Active bribery (offering a benefit) and passive bribery (accepting a benefit) are proposed to be covered in two new sections of the German Criminal Act (Strafgesetzbuch – StGB), Sec. 299a and Sec. 299b StGB. The new law will state the following in Sec. 299a StGB:
Any member of a healthcare profession who is subject to having a state-regulated professional education in order to practice his profession or use his professional title, who requests, allows himself to be promised or accepts a benefit for himself or for a third party whilst practicing that profession, in order to,
1. when prescribing pharmaceuticals, remedies, aids or medical devices or
2. at the purchase of pharmaceuticals, remedies, aids or medical devices which are intended for direct application by the member of healthcare profession or its professional assistant or
3. when assigning patients or test materials,
unfairly give preference to another in national or foreign competition shall be liable to imprisonment of up to three years or to a fine.
Sec. 299b StGB is the counterpart to Sec. 299a StGB and covers the offering, promising or granting of a benefit under the above-mentioned circumstances.
What do the legal terms mean?
The new law will not only cover resident doctors but "all healthcare professionals who are subject to having a state-regulated professional education in order to participate or use their professional title". This definition includes both "academic HCP" (such as physicians, dentists, veterinarians, pharmacists, psychological psychotherapists and psychotherapists for children and teenagers) and "paramedical professions" such as nurses, occupational therapists, speech therapists and physiotherapists. Thus, almost all HCPs are covered by the new law – irrespective of whether they are employed or self-employed and irrespective of whether they provide their services to patients with public health insurance or with private health insurance.
Benefit is defined in a very broad manner and includes any material or immaterial advantage to which the HCP is not legally entitled and which improves his economic, legal or personal situation. A benefit could even include the prospect of concluding a certain agreement and thus receiving an adequate payment for certain permissible activities (e.g. concluding a speaking agreement, even if the consideration is of fair-market value). Invitations to congresses or reimbursement for the participation in observational studies may qualify as a benefit, and accepting, offering or granting any such benefit may lead to criminal liability, provided that a special "corruptive agreement" was concluded ("Unrechtsvereinbarung").

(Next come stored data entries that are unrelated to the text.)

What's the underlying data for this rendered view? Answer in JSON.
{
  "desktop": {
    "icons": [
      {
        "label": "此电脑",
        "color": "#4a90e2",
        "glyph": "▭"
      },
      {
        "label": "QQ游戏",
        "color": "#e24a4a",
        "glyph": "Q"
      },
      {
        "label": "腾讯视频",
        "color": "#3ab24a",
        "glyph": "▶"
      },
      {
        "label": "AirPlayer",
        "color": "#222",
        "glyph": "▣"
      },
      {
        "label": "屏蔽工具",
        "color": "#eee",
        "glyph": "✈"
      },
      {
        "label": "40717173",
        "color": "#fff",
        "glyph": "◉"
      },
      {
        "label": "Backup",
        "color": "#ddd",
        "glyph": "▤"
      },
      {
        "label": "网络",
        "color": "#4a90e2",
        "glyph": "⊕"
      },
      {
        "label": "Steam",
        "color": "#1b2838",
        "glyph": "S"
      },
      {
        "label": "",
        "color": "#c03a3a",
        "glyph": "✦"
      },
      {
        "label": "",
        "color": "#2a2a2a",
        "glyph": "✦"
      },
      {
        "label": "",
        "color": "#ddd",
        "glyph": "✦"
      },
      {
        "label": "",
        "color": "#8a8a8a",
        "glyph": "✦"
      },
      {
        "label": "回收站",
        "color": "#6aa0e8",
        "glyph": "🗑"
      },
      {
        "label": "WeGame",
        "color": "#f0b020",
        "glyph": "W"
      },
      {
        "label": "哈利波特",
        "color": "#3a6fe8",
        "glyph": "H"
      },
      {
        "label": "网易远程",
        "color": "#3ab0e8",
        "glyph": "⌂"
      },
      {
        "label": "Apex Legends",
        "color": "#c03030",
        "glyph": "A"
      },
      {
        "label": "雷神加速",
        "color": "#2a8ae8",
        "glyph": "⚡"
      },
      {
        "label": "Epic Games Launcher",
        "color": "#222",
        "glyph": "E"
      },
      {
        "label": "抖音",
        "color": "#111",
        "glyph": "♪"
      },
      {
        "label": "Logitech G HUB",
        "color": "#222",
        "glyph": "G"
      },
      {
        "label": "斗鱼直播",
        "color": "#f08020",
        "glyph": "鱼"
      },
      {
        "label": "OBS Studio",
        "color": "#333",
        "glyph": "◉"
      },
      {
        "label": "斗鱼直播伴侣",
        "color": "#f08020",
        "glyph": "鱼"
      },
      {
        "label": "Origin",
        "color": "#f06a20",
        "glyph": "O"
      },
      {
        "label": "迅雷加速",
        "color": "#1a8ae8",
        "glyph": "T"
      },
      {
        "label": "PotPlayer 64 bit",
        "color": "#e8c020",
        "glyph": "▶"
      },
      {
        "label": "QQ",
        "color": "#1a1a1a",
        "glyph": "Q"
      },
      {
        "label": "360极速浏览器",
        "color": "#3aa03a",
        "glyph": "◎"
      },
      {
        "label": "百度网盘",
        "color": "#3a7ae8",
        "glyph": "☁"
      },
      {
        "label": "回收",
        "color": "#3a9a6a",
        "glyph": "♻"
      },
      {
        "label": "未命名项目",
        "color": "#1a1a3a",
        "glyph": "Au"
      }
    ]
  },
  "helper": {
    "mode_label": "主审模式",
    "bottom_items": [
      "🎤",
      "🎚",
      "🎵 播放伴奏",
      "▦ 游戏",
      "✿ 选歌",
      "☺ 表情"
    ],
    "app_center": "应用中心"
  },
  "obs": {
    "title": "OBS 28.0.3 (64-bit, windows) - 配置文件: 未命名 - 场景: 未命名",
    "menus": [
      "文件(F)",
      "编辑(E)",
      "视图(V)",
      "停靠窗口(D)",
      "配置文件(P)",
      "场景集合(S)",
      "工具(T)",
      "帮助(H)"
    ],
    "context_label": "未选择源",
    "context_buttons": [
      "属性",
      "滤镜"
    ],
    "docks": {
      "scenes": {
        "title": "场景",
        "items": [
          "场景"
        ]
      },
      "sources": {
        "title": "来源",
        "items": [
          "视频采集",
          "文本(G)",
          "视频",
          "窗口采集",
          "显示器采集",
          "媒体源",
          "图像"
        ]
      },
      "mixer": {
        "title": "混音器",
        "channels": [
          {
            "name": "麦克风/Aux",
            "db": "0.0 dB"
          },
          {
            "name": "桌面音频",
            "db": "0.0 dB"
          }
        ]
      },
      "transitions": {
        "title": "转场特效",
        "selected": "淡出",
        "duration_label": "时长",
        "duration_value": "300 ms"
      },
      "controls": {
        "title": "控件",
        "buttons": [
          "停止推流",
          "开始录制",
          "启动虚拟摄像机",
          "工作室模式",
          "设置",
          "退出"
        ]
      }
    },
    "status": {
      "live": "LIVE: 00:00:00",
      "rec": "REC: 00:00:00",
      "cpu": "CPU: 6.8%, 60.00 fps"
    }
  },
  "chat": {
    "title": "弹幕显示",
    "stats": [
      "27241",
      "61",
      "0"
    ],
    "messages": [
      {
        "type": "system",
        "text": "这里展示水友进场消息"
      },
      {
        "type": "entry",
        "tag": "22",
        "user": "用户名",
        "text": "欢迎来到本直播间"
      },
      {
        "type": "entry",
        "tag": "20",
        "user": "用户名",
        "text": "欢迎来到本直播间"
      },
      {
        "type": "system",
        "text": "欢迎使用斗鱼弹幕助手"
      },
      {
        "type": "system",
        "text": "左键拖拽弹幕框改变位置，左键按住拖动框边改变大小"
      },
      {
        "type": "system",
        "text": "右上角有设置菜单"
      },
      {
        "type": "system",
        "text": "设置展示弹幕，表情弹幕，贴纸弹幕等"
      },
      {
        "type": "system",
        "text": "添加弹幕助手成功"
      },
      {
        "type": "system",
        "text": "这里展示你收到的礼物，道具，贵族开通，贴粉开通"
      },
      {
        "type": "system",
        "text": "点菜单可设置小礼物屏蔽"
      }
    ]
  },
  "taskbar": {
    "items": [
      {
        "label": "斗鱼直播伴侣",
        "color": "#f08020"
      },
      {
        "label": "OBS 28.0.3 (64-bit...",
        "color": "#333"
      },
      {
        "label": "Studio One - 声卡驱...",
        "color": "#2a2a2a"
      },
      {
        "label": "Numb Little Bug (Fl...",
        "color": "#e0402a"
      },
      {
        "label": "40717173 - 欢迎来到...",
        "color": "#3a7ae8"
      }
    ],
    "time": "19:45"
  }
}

The benefit must have been accepted and granted as a consideration for the HCP's having given concrete unfair preference to a competitor. This means that a concrete corruptive agreement must be proven to establish criminal liability. The courts ruled that, for a corruptive agreement, it is sufficient that the donor and receiver reach concurrence of will, so that there is a connection between the benefit and the HCP's undue action. Of course, also offering a benefit with corruptive intent is already an act of violating the law.
The penalties range from fines to imprisonment and vary substantially, depending on the nature and seriousness of the illegal conduct.
According to the new law, an individual may be liable to imprisonment for up to three years or a fine – similar to the already existing fines for corruption in the private sector. In very serious cases, an offender shall be liable imprisonment from three months to five years (Sec. 300 StGB). A very serious case typically occurs if the criminal action relates to a major benefit or the offender acts on a commercial basis. It should be noted that acting for a commercial company may already be deemed acting on a commercial basis.
It follows that if an individual acts on behalf of a corporate body, the corporation itself may be imposed with a fine, with severe financial sanctions of up to € 10 million in fines, plus any profits made through the corruptive practice and any pecuniary advantage gained. Further, the manager(s) of an undertaking/company can be fined for intentionally or negligently omitting necessary supervisory measures designed to help prevent criminal offences within its undertaking, i.e. omitting to set up and run an appropriate compliance system.